The Supreme Court's 5-4 ruling today that it was wrong of the city of New Haven to throw out a promotion exam because white firefighters did much better on it than minorities is getting a great deal of attention because the court reversed a decision that nominee Sonia Sotomayor had endorsed at the appeals court level.
But on Talk of the Nation a short while ago, Los Angeles Times legal correspondent David Savage told host Neal Conan that Sotomayor had been doing what appeals court judges typically do — following the precedent of decisions made in her circuit and by the Supreme Court.
Savage also said it's not clear how much of an impact today's decision will have on other cities or government agencies because it is "hard to believe anyone could bungle" promotion exams "the way New Haven managed to bungle this."
The New Haven Register has substantial coverage of the case from its beginning through today.
It summarizes the case this way:
The city in 2004 decided to scrap two promotional exams because no African Americans and two Hispanic firefighters would have been eligible to vie for 15 vacancies in the ranks of captains and lieutenants.
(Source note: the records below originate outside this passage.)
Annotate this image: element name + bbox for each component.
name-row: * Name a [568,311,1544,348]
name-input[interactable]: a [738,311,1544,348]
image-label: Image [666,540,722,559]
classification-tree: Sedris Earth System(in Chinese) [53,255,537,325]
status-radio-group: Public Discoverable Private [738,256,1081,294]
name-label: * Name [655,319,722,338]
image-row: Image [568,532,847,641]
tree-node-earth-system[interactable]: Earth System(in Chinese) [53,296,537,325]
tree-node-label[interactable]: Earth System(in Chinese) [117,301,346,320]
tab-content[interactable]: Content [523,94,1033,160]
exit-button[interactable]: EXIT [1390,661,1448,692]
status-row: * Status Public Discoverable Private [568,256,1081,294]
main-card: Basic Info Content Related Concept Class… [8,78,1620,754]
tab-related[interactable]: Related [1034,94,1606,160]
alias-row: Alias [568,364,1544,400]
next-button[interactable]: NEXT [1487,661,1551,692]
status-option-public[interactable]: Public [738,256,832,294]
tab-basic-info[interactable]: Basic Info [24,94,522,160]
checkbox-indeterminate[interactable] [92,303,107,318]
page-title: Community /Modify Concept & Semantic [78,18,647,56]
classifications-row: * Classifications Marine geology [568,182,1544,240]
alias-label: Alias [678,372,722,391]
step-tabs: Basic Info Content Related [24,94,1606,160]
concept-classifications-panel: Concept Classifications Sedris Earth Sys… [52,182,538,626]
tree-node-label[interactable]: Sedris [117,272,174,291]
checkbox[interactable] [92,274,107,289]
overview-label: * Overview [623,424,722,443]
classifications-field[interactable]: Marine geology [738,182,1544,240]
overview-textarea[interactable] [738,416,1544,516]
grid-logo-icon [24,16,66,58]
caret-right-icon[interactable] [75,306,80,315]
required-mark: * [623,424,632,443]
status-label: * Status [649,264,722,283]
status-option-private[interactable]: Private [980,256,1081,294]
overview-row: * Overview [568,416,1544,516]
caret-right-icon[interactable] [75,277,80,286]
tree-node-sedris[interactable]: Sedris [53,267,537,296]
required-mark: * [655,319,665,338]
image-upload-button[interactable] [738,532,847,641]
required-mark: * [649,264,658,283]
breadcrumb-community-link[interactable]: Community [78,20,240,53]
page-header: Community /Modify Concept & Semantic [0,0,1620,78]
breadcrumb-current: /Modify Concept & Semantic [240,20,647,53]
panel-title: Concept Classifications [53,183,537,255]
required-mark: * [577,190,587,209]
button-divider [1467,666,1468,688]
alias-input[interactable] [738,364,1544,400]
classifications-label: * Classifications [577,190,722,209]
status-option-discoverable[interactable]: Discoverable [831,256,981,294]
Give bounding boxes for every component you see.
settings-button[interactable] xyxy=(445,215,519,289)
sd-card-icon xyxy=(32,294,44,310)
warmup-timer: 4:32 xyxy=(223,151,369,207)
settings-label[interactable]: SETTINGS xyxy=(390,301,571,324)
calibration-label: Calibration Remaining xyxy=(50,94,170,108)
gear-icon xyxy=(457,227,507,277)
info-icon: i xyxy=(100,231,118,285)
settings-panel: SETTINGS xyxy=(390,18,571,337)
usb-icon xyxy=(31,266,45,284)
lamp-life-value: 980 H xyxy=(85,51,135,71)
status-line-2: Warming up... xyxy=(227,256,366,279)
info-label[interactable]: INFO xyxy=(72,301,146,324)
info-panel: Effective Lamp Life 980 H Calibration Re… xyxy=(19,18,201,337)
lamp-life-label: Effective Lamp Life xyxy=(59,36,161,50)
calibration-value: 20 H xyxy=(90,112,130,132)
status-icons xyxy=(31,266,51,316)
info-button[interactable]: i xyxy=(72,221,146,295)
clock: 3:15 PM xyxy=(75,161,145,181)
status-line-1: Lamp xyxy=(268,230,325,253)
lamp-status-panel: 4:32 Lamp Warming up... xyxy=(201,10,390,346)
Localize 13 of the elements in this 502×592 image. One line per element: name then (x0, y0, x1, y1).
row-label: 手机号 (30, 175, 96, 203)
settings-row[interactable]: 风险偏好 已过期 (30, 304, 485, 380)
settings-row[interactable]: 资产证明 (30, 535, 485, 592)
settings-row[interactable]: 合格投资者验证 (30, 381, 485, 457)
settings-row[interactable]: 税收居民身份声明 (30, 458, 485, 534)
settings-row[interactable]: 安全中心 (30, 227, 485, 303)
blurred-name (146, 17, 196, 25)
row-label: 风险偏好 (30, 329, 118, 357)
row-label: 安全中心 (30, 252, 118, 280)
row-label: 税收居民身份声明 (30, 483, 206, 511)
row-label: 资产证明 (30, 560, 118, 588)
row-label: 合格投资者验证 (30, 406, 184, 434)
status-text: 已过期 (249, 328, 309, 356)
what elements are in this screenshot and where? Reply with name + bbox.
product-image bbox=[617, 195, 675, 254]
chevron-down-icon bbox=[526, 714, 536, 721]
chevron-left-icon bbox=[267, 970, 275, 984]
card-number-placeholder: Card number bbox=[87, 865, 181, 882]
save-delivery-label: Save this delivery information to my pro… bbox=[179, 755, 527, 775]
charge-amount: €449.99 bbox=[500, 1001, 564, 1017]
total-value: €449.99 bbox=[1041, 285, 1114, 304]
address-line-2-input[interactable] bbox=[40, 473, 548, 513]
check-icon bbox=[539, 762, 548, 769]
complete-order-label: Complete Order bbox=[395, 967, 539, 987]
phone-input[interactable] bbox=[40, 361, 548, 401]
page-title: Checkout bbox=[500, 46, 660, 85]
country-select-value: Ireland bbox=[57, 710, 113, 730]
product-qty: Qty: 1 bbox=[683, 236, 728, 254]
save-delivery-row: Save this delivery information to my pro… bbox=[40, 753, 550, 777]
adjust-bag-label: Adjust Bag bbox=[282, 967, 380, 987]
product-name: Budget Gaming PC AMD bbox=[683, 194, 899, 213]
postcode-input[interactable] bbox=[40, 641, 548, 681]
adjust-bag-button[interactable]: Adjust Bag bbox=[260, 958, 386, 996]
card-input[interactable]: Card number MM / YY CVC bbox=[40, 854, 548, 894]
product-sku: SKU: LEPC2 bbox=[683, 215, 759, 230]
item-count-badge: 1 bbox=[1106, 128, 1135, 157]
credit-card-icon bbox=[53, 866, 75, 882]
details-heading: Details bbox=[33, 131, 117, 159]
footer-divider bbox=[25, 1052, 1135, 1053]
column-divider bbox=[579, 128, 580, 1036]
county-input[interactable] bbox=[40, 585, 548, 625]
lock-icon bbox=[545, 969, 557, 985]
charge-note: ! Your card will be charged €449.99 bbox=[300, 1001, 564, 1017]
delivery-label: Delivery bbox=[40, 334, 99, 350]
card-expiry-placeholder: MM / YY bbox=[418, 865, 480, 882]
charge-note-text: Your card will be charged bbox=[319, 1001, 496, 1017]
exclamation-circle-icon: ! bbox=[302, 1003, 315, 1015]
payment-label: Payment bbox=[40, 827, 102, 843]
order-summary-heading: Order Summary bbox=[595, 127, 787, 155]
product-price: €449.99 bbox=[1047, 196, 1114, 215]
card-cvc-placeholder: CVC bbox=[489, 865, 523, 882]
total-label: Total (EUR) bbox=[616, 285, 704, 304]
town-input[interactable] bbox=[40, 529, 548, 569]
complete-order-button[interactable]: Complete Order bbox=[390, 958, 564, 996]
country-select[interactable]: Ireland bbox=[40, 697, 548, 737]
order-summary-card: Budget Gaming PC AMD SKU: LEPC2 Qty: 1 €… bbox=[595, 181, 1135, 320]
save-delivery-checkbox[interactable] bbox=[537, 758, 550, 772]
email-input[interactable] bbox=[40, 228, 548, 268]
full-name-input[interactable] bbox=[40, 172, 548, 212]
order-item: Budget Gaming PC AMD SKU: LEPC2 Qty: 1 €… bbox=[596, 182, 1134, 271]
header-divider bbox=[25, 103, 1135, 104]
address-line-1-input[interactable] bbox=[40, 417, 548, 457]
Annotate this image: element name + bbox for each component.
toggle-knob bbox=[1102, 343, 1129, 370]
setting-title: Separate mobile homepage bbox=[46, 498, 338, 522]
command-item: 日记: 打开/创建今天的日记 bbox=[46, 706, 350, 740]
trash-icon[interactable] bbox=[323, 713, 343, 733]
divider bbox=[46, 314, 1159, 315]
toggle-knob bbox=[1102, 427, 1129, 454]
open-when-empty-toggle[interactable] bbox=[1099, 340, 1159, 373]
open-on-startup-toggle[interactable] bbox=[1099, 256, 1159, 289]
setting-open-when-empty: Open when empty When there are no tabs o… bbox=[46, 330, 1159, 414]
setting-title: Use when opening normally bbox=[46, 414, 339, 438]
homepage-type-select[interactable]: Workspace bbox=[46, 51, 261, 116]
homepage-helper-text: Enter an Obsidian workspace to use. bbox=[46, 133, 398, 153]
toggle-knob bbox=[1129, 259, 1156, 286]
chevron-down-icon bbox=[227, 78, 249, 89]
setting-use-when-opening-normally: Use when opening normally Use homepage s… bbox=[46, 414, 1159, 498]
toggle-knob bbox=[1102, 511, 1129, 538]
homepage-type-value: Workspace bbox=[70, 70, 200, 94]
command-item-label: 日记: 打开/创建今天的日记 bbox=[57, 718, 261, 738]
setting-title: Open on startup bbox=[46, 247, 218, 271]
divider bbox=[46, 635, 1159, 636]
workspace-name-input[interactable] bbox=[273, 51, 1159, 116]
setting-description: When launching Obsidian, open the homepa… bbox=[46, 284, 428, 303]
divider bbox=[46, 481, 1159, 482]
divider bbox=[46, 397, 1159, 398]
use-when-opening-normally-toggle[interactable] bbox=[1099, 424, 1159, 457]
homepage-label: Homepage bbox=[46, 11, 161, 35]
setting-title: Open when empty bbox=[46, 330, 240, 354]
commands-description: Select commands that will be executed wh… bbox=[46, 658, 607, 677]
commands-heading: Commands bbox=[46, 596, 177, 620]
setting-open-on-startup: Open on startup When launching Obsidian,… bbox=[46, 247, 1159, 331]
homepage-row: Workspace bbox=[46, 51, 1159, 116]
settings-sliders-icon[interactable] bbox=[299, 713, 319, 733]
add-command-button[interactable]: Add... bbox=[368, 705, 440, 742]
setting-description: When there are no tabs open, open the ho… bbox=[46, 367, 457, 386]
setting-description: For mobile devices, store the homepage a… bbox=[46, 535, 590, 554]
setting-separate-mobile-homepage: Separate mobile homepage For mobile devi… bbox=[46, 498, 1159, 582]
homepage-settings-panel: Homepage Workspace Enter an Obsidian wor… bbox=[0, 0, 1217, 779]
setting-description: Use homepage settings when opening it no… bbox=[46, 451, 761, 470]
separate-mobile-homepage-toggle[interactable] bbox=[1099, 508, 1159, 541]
The city argued that the results had a disparate impact on minorities and could have opened up the city to a lawsuit by black firefighters under the provisions of the Civil Rights Act of 1964. The 20 firefighters and their lawyer argued that the city violated their equal protection rights and the disparate treatment provision of the landmark Civil Rights Act by discriminating against them because they are white.
Today, the Register reports: Fire Lt. Matt Marcarelli, a plaintiff who scored first on the captain's test, said he felt "humbled...elated...and proud," Monday.